Sandino Christopher M, Cheng Joseph Y, Chen Feiyu, Mardani Morteza, Pauly John M, Vasanawala Shreyas S
Department of Electrical Engineering, Stanford University, Stanford, CA, 94305 USA.
Stanford University.
IEEE Signal Process Mag. 2020 Jan;37(1):111-127. doi: 10.1109/MSP.2019.2950433. Epub 2020 Jan 17.
Compressed sensing (CS) reconstruction methods leverage sparse structure in underlying signals to recover high-resolution images from highly undersampled measurements. When applied to magnetic resonance imaging (MRI), CS has the potential to dramatically shorten MRI scan times, increase diagnostic value, and improve overall patient experience. However, CS has several shortcomings which limit its clinical translation such as: 1) artifacts arising from inaccurate sparse modelling assumptions, 2) extensive parameter tuning required for each clinical application, and 3) clinically infeasible reconstruction times. Recently, CS has been extended to incorporate deep neural networks as a way of learning complex image priors from historical exam data. Commonly referred to as unrolled neural networks, these techniques have proven to be a compelling and practical approach to address the challenges of sparse CS. In this tutorial, we will review the classical compressed sensing formulation and outline steps needed to transform this formulation into a deep learning-based reconstruction framework. Supplementary open source code in Python will be used to demonstrate this approach with open databases. Further, we will discuss considerations in applying unrolled neural networks in the clinical setting.

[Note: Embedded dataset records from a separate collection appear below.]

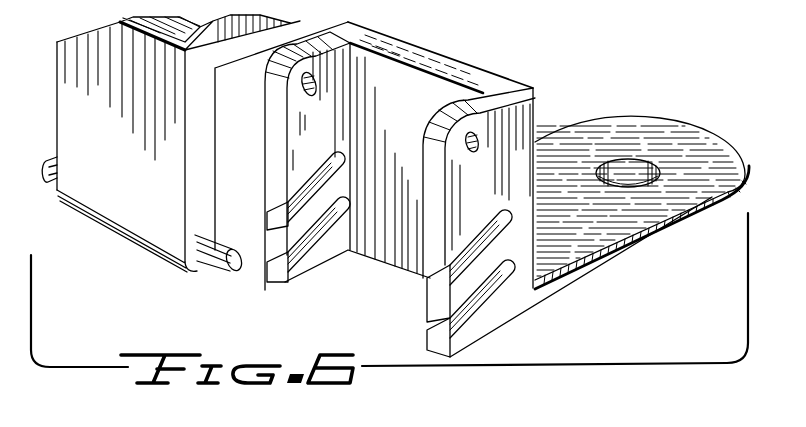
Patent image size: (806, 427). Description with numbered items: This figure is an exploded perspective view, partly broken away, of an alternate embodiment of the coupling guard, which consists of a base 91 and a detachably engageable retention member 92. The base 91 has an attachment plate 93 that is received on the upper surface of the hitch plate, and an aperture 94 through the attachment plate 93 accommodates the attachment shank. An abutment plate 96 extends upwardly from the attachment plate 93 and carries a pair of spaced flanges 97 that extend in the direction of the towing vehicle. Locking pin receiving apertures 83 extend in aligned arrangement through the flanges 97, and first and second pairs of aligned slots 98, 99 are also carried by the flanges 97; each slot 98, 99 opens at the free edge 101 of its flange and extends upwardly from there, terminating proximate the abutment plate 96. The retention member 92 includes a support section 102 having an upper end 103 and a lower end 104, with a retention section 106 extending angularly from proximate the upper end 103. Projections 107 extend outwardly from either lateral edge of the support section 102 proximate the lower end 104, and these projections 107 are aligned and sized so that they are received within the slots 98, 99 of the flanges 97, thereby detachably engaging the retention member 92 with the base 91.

The base 91 is at (642, 185).
The retention member 92 is at (159, 151).
The attachment plate 93 is at (647, 250).
The aperture 94 is at (628, 178).
The abutment plate 96 is at (447, 64).
The flanges 97 is at (312, 267).
The first pair of aligned slots 98 is at (270, 258).
The second pair of aligned slots 99 is at (283, 200).
The free edge 101 is at (273, 147).
The support section 102 is at (60, 122).
The upper end 103 is at (119, 24).
The lower end 104 is at (74, 207).
The retention section 106 is at (177, 28).
The projections 107 is at (48, 157).
The locking pin receiving apertures 83 is at (305, 90).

压缩感知(CS)重建方法利用基础信号中的稀疏结构,从高度欠采样的测量中恢复高分辨率图像。当应用于磁共振成像(MRI)时,CS有潜力显著缩短MRI扫描时间、提高诊断价值并改善患者总体体验。然而,CS有几个缺点限制了其临床应用,例如:1)因不准确的稀疏建模假设而产生的伪影;2)每个临床应用都需要进行广泛的参数调整;3)临床上不可行的重建时间。最近,CS已扩展到纳入深度神经网络,以此从历史检查数据中学习复杂图像先验知识的一种方式。这些技术通常被称为展开神经网络,已被证明是解决稀疏CS挑战的一种引人注目的实用方法。在本教程中,我们将回顾经典的压缩感知公式,并概述将该公式转换为基于深度学习的重建框架所需的步骤。将使用Python中的补充开源代码,通过开放数据库来演示这种方法。此外,我们将讨论在临床环境中应用展开神经网络时的注意事项。